Nurses like Stump are putting in long, stressful days with no end in sight. At St. Joseph Health System, there are 90 travel nurses helping to ease the strain.

“How helpful are those travel nurses that are coming in from other parts of the country?” asked Sloma.

“I can’t even say, I always do work more than three shifts a week, but having an extra patient or two, on your patient load is just so wearing, and then having to pick up extra shifts as well, is just really almost overcoming,” said Stump. “So I’m very thankful for the assistance that we’ve had from travel nurses and flexibility of co-workers.”

The doctors agree.

“I’ve done a lot of hard things in my career but this tops it,” said Dr. Joseph Pulvirenti, an Infectious Disease Specialist who splits his time between St. Joseph Health System and Chicago.

“What do you see with the COVID numbers here in our area that concern you the most?” asked Sloma.

“I mean it’s skyrocketing and that is extremely concerning,” said Dr. Pulvirenti. “The number of patients in the hospital, have gone up tremendously. And we’re straining our resources.”

“People out there they need to understand their behavior determines how busy we get,” said Dr. Pulvirenti. “We’re straining the system. People need to be aware of this!”

“We’re already seeing our testing sites are overrun,” said Dr. Jen Lankowicz, the Chief Clinical Officer at St. Joseph Health System. “And this isn’t just for St. Joseph Health System testing sites this is for all of the testing sites in our area.”

“Let’s talk about the demographics of the patient,” said Sloma. “Jamie is 49, in otherwise good health. You’re seeing a younger age of patients coming in your hospital?”

“We did. We saw a spike in the age range of about 40 to about 65. Whereas before, it was a little bit older. So, we keep track of the average age patient, and slowly its moving down a year or two each week,” said Dr. Lankowicz.

“How does this guy look to both of you?” asked Sloma.

“You look so much better, it’s so good to see how much better you look,” said Dr. Lankowicz.

“Thank you very much,” said Bosstel.

“Much better,” said Dr. Pulvirenti. “Still got a way to go, but much better.”

“The simplest things I can do before is so exhausting,” said Bosstel. “It’s crazy.”

“This is going to be a process. You can’t push this. This is a process,” said Dr. Pulvirenti. “But you’ve made it a long way.”

“That’s what I love about you,” said Bosstel to his doctor with gratitude. “You kept me up when I was down, man. You were my motivator more than anybody else.”

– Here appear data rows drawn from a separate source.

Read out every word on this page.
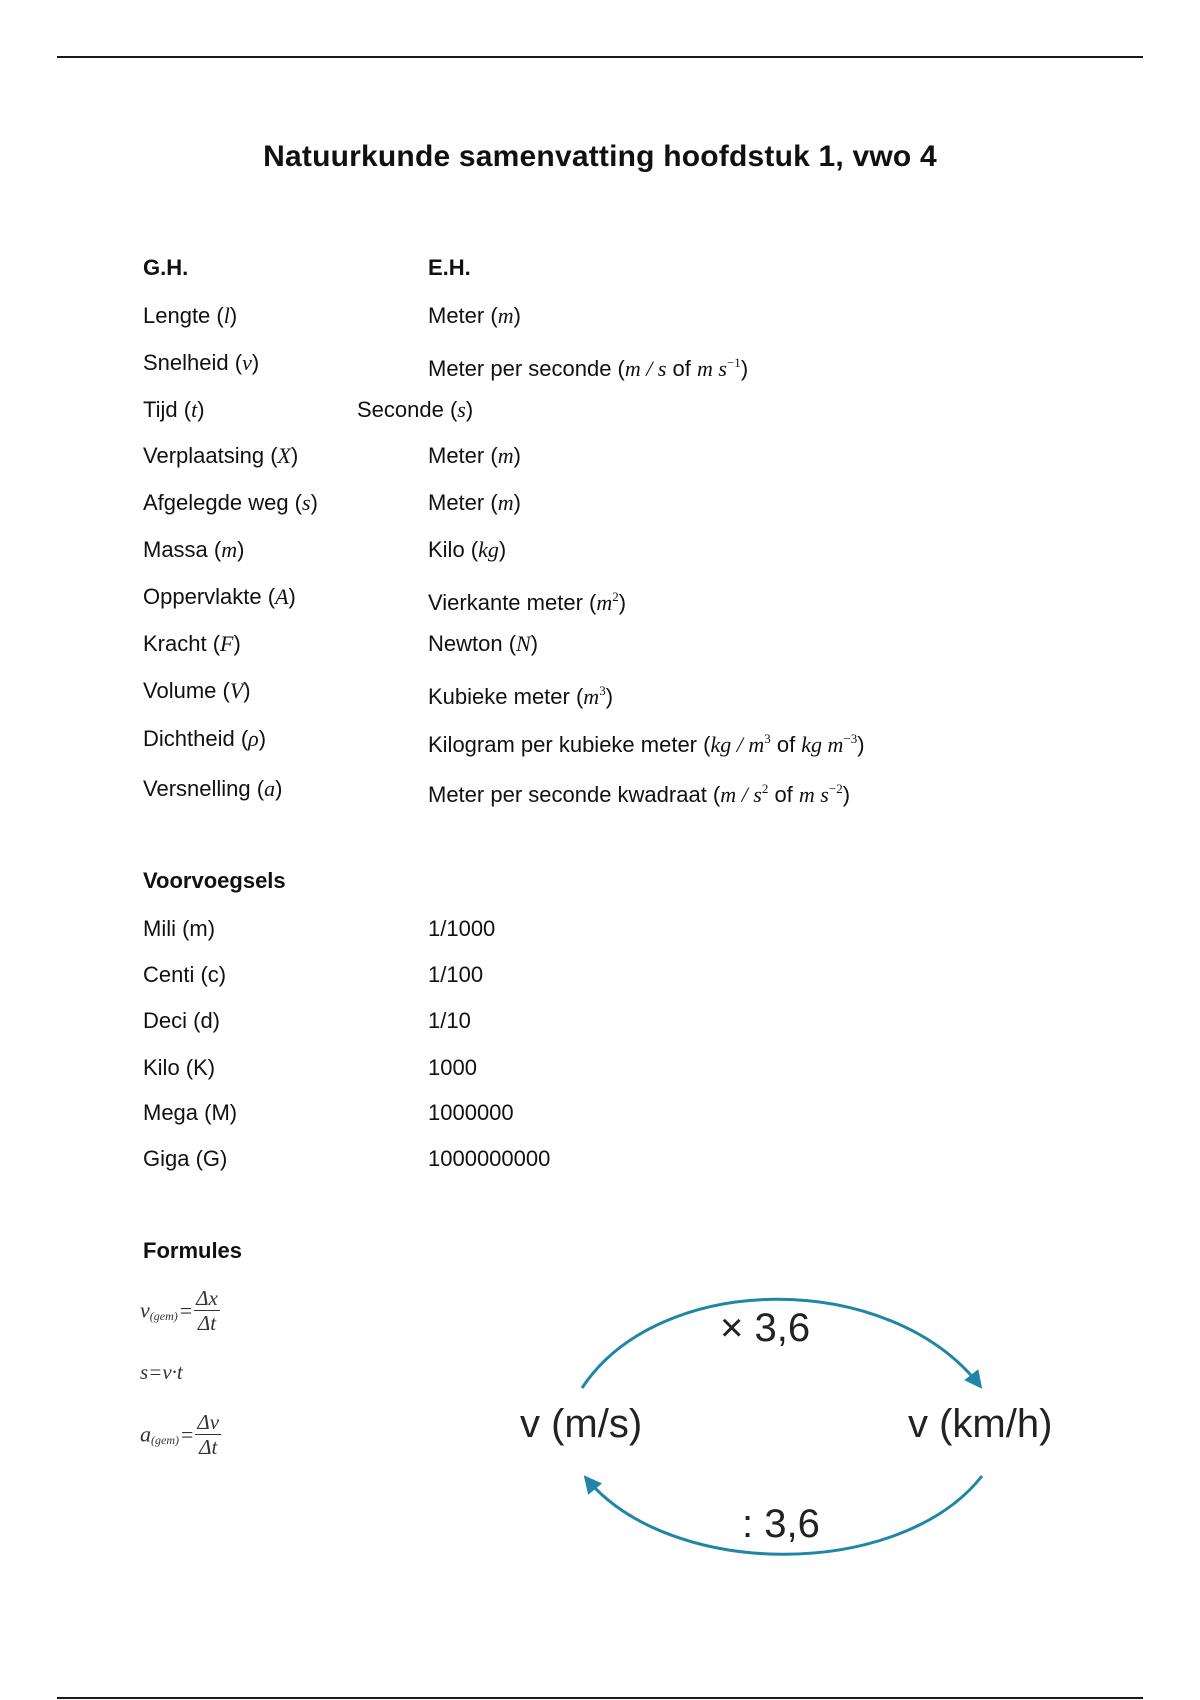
Natuurkunde samenvatting hoofdstuk 1, vwo 4
G.H.	E.H.
Lengte (l)	Meter (m)
Snelheid (v)	Meter per seconde (m / s of m $s^{-1}$)
Tijd (t)	Seconde (s)
Verplaatsing (X)	Meter (m)
Afgelegde weg (s)	Meter (m)
Massa (m)	Kilo (kg)
Oppervlakte (A)	Vierkante meter $(m^2)$
Kracht (F)	Newton (N)
Volume (V)	Kubieke meter $(m^3)$
Dichtheid (ρ)	Kilogram per kubieke meter ($kg / m^3$ of kg $m^{-3}$)
Versnelling (a)	Meter per seconde kwadraat ($m / s^2$ of m $s^{-2}$)
Voorvoegsels
Mili (m)	1/1000
Centi (c)	1/100
Deci (d)	1/10
Kilo (K)	1000
Mega (M)	1000000
Giga (G)	1000000000
Formules
$v_{(gem)}= \frac{\Delta x}{\Delta t}$
s=v·t
$a_{(gem)}= \frac{\Delta v}{\Delta t}$
× 3,6
v (m/s)	v (km/h)
: 3,6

“So it’s not just medicine,” explained Bosstel to Sloma. “It’s mental too. And he helped me with that.”

As for Bosstel’s Facebook video still be shared on social media-

“Jammie, I want to thank you for doing what you did,” said Dr. Lankowicz. “It did reach a lot of people and it needed to be said.”

The message in the video also touched the hearts of exhausted nurses and doctors too.

“Your message of thanks and seeing you get better, that’s what gives them more energy,” said Dr. Lankowicz. “So when we have our team meeting, we talk about how many people went home. So that’s a big celebration for the whole team.”

“It’s got to be tough to tolerate this and not know when it’s going to end,” Bosstel said. “I appreciate everything that you did for me.”

“How does it feel to have a patient thank you like that?” asked Sloma.

“It’s worth more than all the gold in the world,” said Dr. Pulvirenti.

Stump says nurses in our area have adequate supplies of PPE for now. Although Dr. Lankowicz says it’s getting harder to order supplies as the demand grows across the country.

Dr. Lankowicz is encouraged by news of emerging vaccines. She’s also happy to see new drug therapies that are helping the sickest patients, like Bosstel survive.

Bosstel receives physical therapy two times a week at home and he says he’s slowly getting stronger every day. He’s eager to get back to normal.

16 News Now will continue to update his progress.